To parse PHP files, you first need to import the modules which provide the AST datatypes and the parsing functionality:

import lang::php::ast::AbstractSyntax;
import lang::php::util::Utils;

To parse a single PHP file, use function loadPHPFile:

ast = loadPHPFile(|file:///Users/mhills/Projects/phpsa/corpus/MediaWiki/mediawiki-1.19.1/profileinfo.php|);

This will parse the given file and return an AST-representation, tagged with source locations, of the contents.

To parse an entire system, use function loadPHPFiles. This function comes in two varieties. The first takes a location, which should be a directory, and parses all files with either a .php or a .inc extension:

sys = loadPHPFiles(|file:///Users/mhills/Projects/phpsa/corpus/MediaWiki/mediawiki-1.19.1|);

The second also takes a set containing the extensions that should be included to determine which files to parse:

sys = loadPHPFiles(|file:///Users/mhills/Projects/phpsa/corpus/MediaWiki/mediawiki-1.19.1|, {"php","inc"});

Both return a System, imported as follows:

import lang::php::util::System;

A System is an alias to a map from locations (the location of each file) to ASTs (the AST representing the file at that location).

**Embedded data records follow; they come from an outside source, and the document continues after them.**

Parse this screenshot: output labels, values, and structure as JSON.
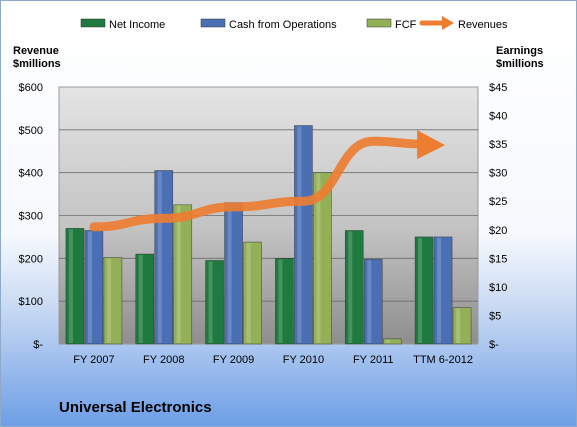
{
  "chart_data": {
    "type": "bar",
    "title": "Universal Electronics",
    "categories": [
      "FY 2007",
      "FY 2008",
      "FY 2009",
      "FY 2010",
      "FY 2011",
      "TTM 6-2012"
    ],
    "series": [
      {
        "name": "Net Income",
        "axis": "left",
        "color": "#1f7a3f",
        "values": [
          270,
          210,
          195,
          200,
          265,
          250
        ]
      },
      {
        "name": "Cash from Operations",
        "axis": "left",
        "color": "#4a6fb5",
        "values": [
          265,
          405,
          330,
          510,
          198,
          250
        ]
      },
      {
        "name": "FCF",
        "axis": "left",
        "color": "#94b057",
        "values": [
          202,
          325,
          238,
          400,
          12,
          85
        ]
      }
    ],
    "revenues": {
      "name": "Revenues",
      "axis": "right",
      "color": "#ed7d31",
      "values": [
        20.5,
        22,
        24,
        25,
        35.5,
        35
      ]
    },
    "ylabel_left": "Revenue\n$millions",
    "ylabel_right": "Earnings\n$millions",
    "ylim_left": [
      0,
      600
    ],
    "ylim_right": [
      0,
      45
    ],
    "yticks_left": [
      "$-",
      "$100",
      "$200",
      "$300",
      "$400",
      "$500",
      "$600"
    ],
    "yticks_right": [
      "$-",
      "$5",
      "$10",
      "$15",
      "$20",
      "$25",
      "$30",
      "$35",
      "$40",
      "$45"
    ],
    "grid": true,
    "legend_position": "top"
  }
}
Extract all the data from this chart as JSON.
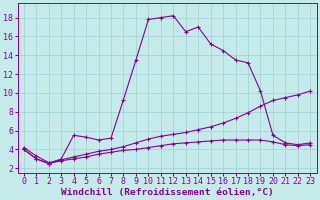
{
  "background_color": "#c5eaea",
  "grid_color": "#9ecece",
  "line_color": "#880099",
  "xlabel": "Windchill (Refroidissement éolien,°C)",
  "xlabel_fontsize": 6.8,
  "tick_fontsize": 6.0,
  "ytick_labels": [
    2,
    4,
    6,
    8,
    10,
    12,
    14,
    16,
    18
  ],
  "xtick_labels": [
    0,
    1,
    2,
    3,
    4,
    5,
    6,
    7,
    8,
    9,
    10,
    11,
    12,
    13,
    14,
    15,
    16,
    17,
    18,
    19,
    20,
    21,
    22,
    23
  ],
  "xlim": [
    -0.5,
    23.5
  ],
  "ylim": [
    1.5,
    19.5
  ],
  "s1_x": [
    0,
    1,
    2,
    3,
    4,
    5,
    6,
    7,
    8,
    9,
    10,
    11,
    12,
    13,
    14,
    15,
    16,
    17,
    18,
    19,
    20,
    21,
    22,
    23
  ],
  "s1_y": [
    4.0,
    3.0,
    2.5,
    3.0,
    5.5,
    5.3,
    5.0,
    5.2,
    9.3,
    13.5,
    17.8,
    18.0,
    18.2,
    16.5,
    17.0,
    15.2,
    14.5,
    13.5,
    13.2,
    10.2,
    5.5,
    4.7,
    4.5,
    4.7
  ],
  "s2_x": [
    0,
    1,
    2,
    3,
    4,
    5,
    6,
    7,
    8,
    9,
    10,
    11,
    12,
    13,
    14,
    15,
    16,
    17,
    18,
    19,
    20,
    21,
    22,
    23
  ],
  "s2_y": [
    4.2,
    3.3,
    2.6,
    2.9,
    3.2,
    3.5,
    3.8,
    4.0,
    4.3,
    4.7,
    5.1,
    5.4,
    5.6,
    5.8,
    6.1,
    6.4,
    6.8,
    7.3,
    7.9,
    8.6,
    9.2,
    9.5,
    9.8,
    10.2
  ],
  "s3_x": [
    0,
    1,
    2,
    3,
    4,
    5,
    6,
    7,
    8,
    9,
    10,
    11,
    12,
    13,
    14,
    15,
    16,
    17,
    18,
    19,
    20,
    21,
    22,
    23
  ],
  "s3_y": [
    4.0,
    3.0,
    2.5,
    2.8,
    3.0,
    3.2,
    3.5,
    3.7,
    3.9,
    4.0,
    4.2,
    4.4,
    4.6,
    4.7,
    4.8,
    4.9,
    5.0,
    5.0,
    5.0,
    5.0,
    4.8,
    4.5,
    4.4,
    4.5
  ]
}
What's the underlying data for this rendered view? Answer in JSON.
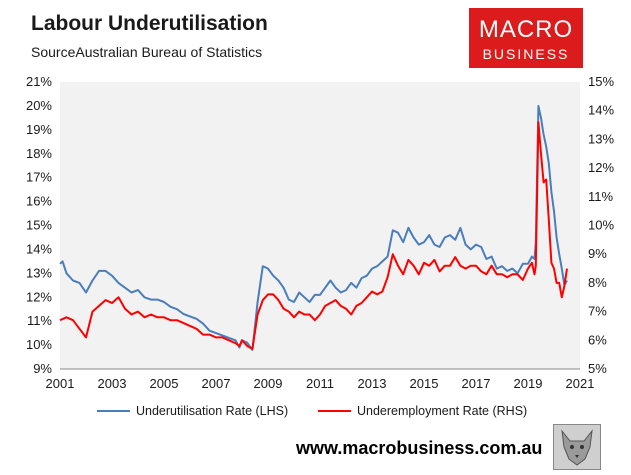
{
  "header": {
    "title": "Labour Underutilisation",
    "source": "SourceAustralian Bureau of Statistics"
  },
  "logo": {
    "line1": "MACRO",
    "line2": "BUSINESS",
    "color": "#dc1c1c"
  },
  "footer": {
    "url": "www.macrobusiness.com.au",
    "mascot_icon": "wolf-icon"
  },
  "chart_data": {
    "type": "line",
    "title": "Labour Underutilisation",
    "x_ticks": [
      "2001",
      "2003",
      "2005",
      "2007",
      "2009",
      "2011",
      "2013",
      "2015",
      "2017",
      "2019",
      "2021"
    ],
    "xlim": [
      2001,
      2021
    ],
    "y_left": {
      "ticks": [
        "9%",
        "10%",
        "11%",
        "12%",
        "13%",
        "14%",
        "15%",
        "16%",
        "17%",
        "18%",
        "19%",
        "20%",
        "21%"
      ],
      "lim": [
        9,
        21
      ]
    },
    "y_right": {
      "ticks": [
        "5%",
        "6%",
        "7%",
        "8%",
        "9%",
        "10%",
        "11%",
        "12%",
        "13%",
        "14%",
        "15%"
      ],
      "lim": [
        5,
        15
      ]
    },
    "grid": false,
    "legend_placement": "bottom",
    "series": [
      {
        "name": "Underutilisation Rate (LHS)",
        "axis": "left",
        "color": "#4a7ebb",
        "x": [
          2001.0,
          2001.1,
          2001.25,
          2001.5,
          2001.75,
          2002.0,
          2002.25,
          2002.5,
          2002.75,
          2003.0,
          2003.25,
          2003.5,
          2003.75,
          2004.0,
          2004.25,
          2004.5,
          2004.75,
          2005.0,
          2005.25,
          2005.5,
          2005.75,
          2006.0,
          2006.25,
          2006.5,
          2006.75,
          2007.0,
          2007.25,
          2007.5,
          2007.75,
          2007.9,
          2008.0,
          2008.2,
          2008.4,
          2008.6,
          2008.8,
          2009.0,
          2009.2,
          2009.4,
          2009.6,
          2009.8,
          2010.0,
          2010.2,
          2010.4,
          2010.6,
          2010.8,
          2011.0,
          2011.2,
          2011.4,
          2011.6,
          2011.8,
          2012.0,
          2012.2,
          2012.4,
          2012.6,
          2012.8,
          2013.0,
          2013.2,
          2013.4,
          2013.6,
          2013.8,
          2014.0,
          2014.2,
          2014.4,
          2014.6,
          2014.8,
          2015.0,
          2015.2,
          2015.4,
          2015.6,
          2015.8,
          2016.0,
          2016.2,
          2016.4,
          2016.6,
          2016.8,
          2017.0,
          2017.2,
          2017.4,
          2017.6,
          2017.8,
          2018.0,
          2018.2,
          2018.4,
          2018.6,
          2018.8,
          2019.0,
          2019.15,
          2019.25,
          2019.3,
          2019.4,
          2019.5,
          2019.6,
          2019.7,
          2019.8,
          2019.9,
          2020.0,
          2020.1,
          2020.2,
          2020.3,
          2020.4,
          2020.5
        ],
        "values": [
          13.4,
          13.5,
          13.0,
          12.7,
          12.6,
          12.2,
          12.7,
          13.1,
          13.1,
          12.9,
          12.6,
          12.4,
          12.2,
          12.3,
          12.0,
          11.9,
          11.9,
          11.8,
          11.6,
          11.5,
          11.3,
          11.2,
          11.1,
          10.9,
          10.6,
          10.5,
          10.4,
          10.3,
          10.2,
          9.9,
          10.2,
          10.1,
          9.8,
          11.8,
          13.3,
          13.2,
          12.9,
          12.7,
          12.4,
          11.9,
          11.8,
          12.2,
          12.0,
          11.8,
          12.1,
          12.1,
          12.4,
          12.7,
          12.4,
          12.2,
          12.3,
          12.6,
          12.4,
          12.8,
          12.9,
          13.2,
          13.3,
          13.5,
          13.7,
          14.8,
          14.7,
          14.3,
          14.9,
          14.5,
          14.2,
          14.3,
          14.6,
          14.2,
          14.1,
          14.5,
          14.6,
          14.4,
          14.9,
          14.2,
          14.0,
          14.2,
          14.1,
          13.6,
          13.7,
          13.2,
          13.3,
          13.1,
          13.2,
          13.0,
          13.4,
          13.4,
          13.7,
          13.6,
          14.3,
          20.0,
          19.5,
          18.8,
          18.3,
          17.6,
          16.4,
          15.6,
          14.5,
          13.8,
          13.2,
          12.5,
          12.7
        ]
      },
      {
        "name": "Underemployment Rate (RHS)",
        "axis": "right",
        "color": "#ff0000",
        "x": [
          2001.0,
          2001.25,
          2001.5,
          2001.75,
          2002.0,
          2002.25,
          2002.5,
          2002.75,
          2003.0,
          2003.25,
          2003.5,
          2003.75,
          2004.0,
          2004.25,
          2004.5,
          2004.75,
          2005.0,
          2005.25,
          2005.5,
          2005.75,
          2006.0,
          2006.25,
          2006.5,
          2006.75,
          2007.0,
          2007.25,
          2007.5,
          2007.75,
          2007.9,
          2008.0,
          2008.2,
          2008.4,
          2008.6,
          2008.8,
          2009.0,
          2009.2,
          2009.4,
          2009.6,
          2009.8,
          2010.0,
          2010.2,
          2010.4,
          2010.6,
          2010.8,
          2011.0,
          2011.2,
          2011.4,
          2011.6,
          2011.8,
          2012.0,
          2012.2,
          2012.4,
          2012.6,
          2012.8,
          2013.0,
          2013.2,
          2013.4,
          2013.6,
          2013.8,
          2014.0,
          2014.2,
          2014.4,
          2014.6,
          2014.8,
          2015.0,
          2015.2,
          2015.4,
          2015.6,
          2015.8,
          2016.0,
          2016.2,
          2016.4,
          2016.6,
          2016.8,
          2017.0,
          2017.2,
          2017.4,
          2017.6,
          2017.8,
          2018.0,
          2018.2,
          2018.4,
          2018.6,
          2018.8,
          2019.0,
          2019.15,
          2019.25,
          2019.3,
          2019.4,
          2019.5,
          2019.6,
          2019.7,
          2019.8,
          2019.9,
          2020.0,
          2020.1,
          2020.2,
          2020.3,
          2020.4,
          2020.5
        ],
        "values": [
          6.7,
          6.8,
          6.7,
          6.4,
          6.1,
          7.0,
          7.2,
          7.4,
          7.3,
          7.5,
          7.1,
          6.9,
          7.0,
          6.8,
          6.9,
          6.8,
          6.8,
          6.7,
          6.7,
          6.6,
          6.5,
          6.4,
          6.2,
          6.2,
          6.1,
          6.1,
          6.0,
          5.9,
          5.8,
          6.0,
          5.8,
          5.7,
          6.9,
          7.4,
          7.6,
          7.6,
          7.4,
          7.1,
          7.0,
          6.8,
          7.0,
          6.9,
          6.9,
          6.7,
          6.9,
          7.2,
          7.3,
          7.4,
          7.2,
          7.1,
          6.9,
          7.2,
          7.3,
          7.5,
          7.7,
          7.6,
          7.7,
          8.2,
          9.0,
          8.6,
          8.3,
          8.8,
          8.6,
          8.3,
          8.7,
          8.6,
          8.8,
          8.4,
          8.6,
          8.6,
          8.9,
          8.6,
          8.5,
          8.6,
          8.6,
          8.4,
          8.3,
          8.6,
          8.3,
          8.3,
          8.2,
          8.3,
          8.3,
          8.1,
          8.5,
          8.7,
          8.3,
          8.6,
          13.6,
          12.5,
          11.5,
          11.6,
          10.2,
          8.7,
          8.5,
          8.0,
          8.0,
          7.5,
          7.9,
          8.5
        ]
      }
    ]
  }
}
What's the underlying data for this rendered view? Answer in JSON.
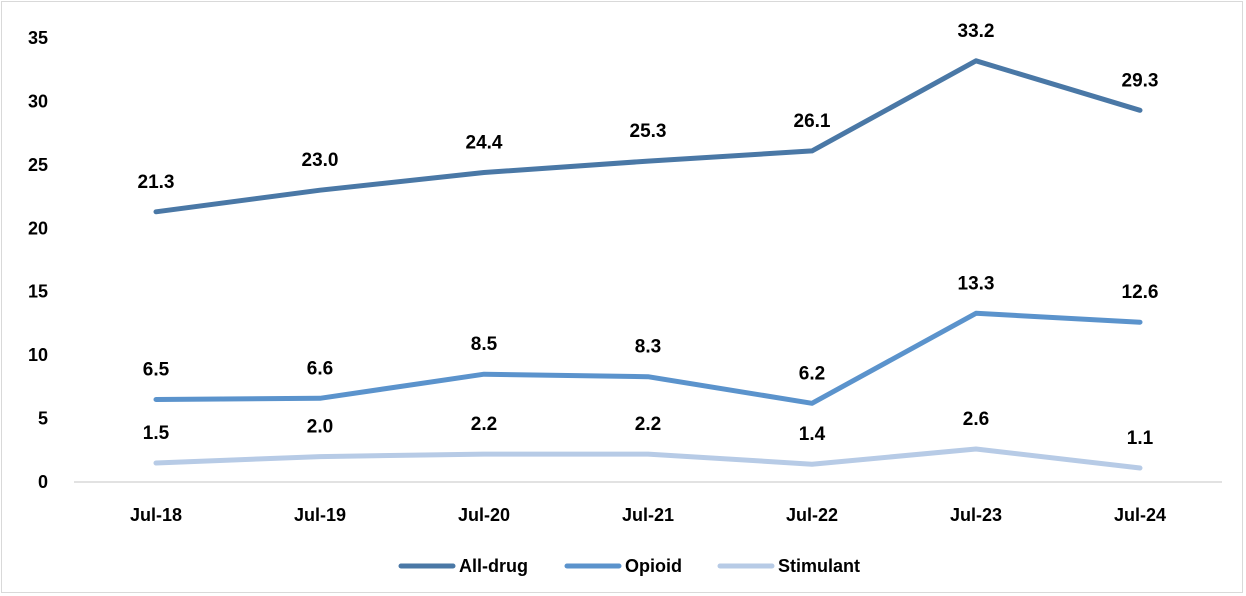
{
  "chart_data": {
    "type": "line",
    "title": "",
    "xlabel": "",
    "ylabel": "",
    "categories": [
      "Jul-18",
      "Jul-19",
      "Jul-20",
      "Jul-21",
      "Jul-22",
      "Jul-23",
      "Jul-24"
    ],
    "ylim": [
      0,
      35
    ],
    "yticks": [
      "0",
      "5",
      "10",
      "15",
      "20",
      "25",
      "30",
      "35"
    ],
    "grid": false,
    "legend_position": "bottom",
    "series": [
      {
        "name": "All-drug",
        "color": "#4a78a6",
        "values": [
          21.3,
          23.0,
          24.4,
          25.3,
          26.1,
          33.2,
          29.3
        ],
        "labels": [
          "21.3",
          "23.0",
          "24.4",
          "25.3",
          "26.1",
          "33.2",
          "29.3"
        ]
      },
      {
        "name": "Opioid",
        "color": "#5b93cc",
        "values": [
          6.5,
          6.6,
          8.5,
          8.3,
          6.2,
          13.3,
          12.6
        ],
        "labels": [
          "6.5",
          "6.6",
          "8.5",
          "8.3",
          "6.2",
          "13.3",
          "12.6"
        ]
      },
      {
        "name": "Stimulant",
        "color": "#b7cbe6",
        "values": [
          1.5,
          2.0,
          2.2,
          2.2,
          1.4,
          2.6,
          1.1
        ],
        "labels": [
          "1.5",
          "2.0",
          "2.2",
          "2.2",
          "1.4",
          "2.6",
          "1.1"
        ]
      }
    ]
  }
}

All of the functions shown above will throw the runtime exception AssertionFailed in cases where the location provided is not correct. In all cases the location must be a file, given with the file scheme, and must exist. For loadPHPFile the location must also be a file, while for loadPHPFiles the location must be a directory.

Parser Changes

The parser was updated on 4 and 5 June, 2013, to match the output of the current version of the external parser and to fix a couple of bugs. To summarize:

  • Support for yield in PHP 5.5 has been added to the AST
  • List assignment now works correctly for multi-level lists
  • List assignment now works correctly for empty positions, e.g., list($a,,$b)
  • List assignment now uses the standard assignment expression constructor with a list expression target versus using the list assignment constructor
  • Namespaces without blocks are differentiated from namespaces with empty blocks by using namespaceHeader for the first

It's easy to translate back to the original AST for everything but yield (which will not be in existing ASTs, most likely) and nested lists. The functions that can do this are in NormalizeAST and are named oldListAssignments and oldNamespaces. Each takes a script and returns a script that uses the original features. This does not currently propagate annotations.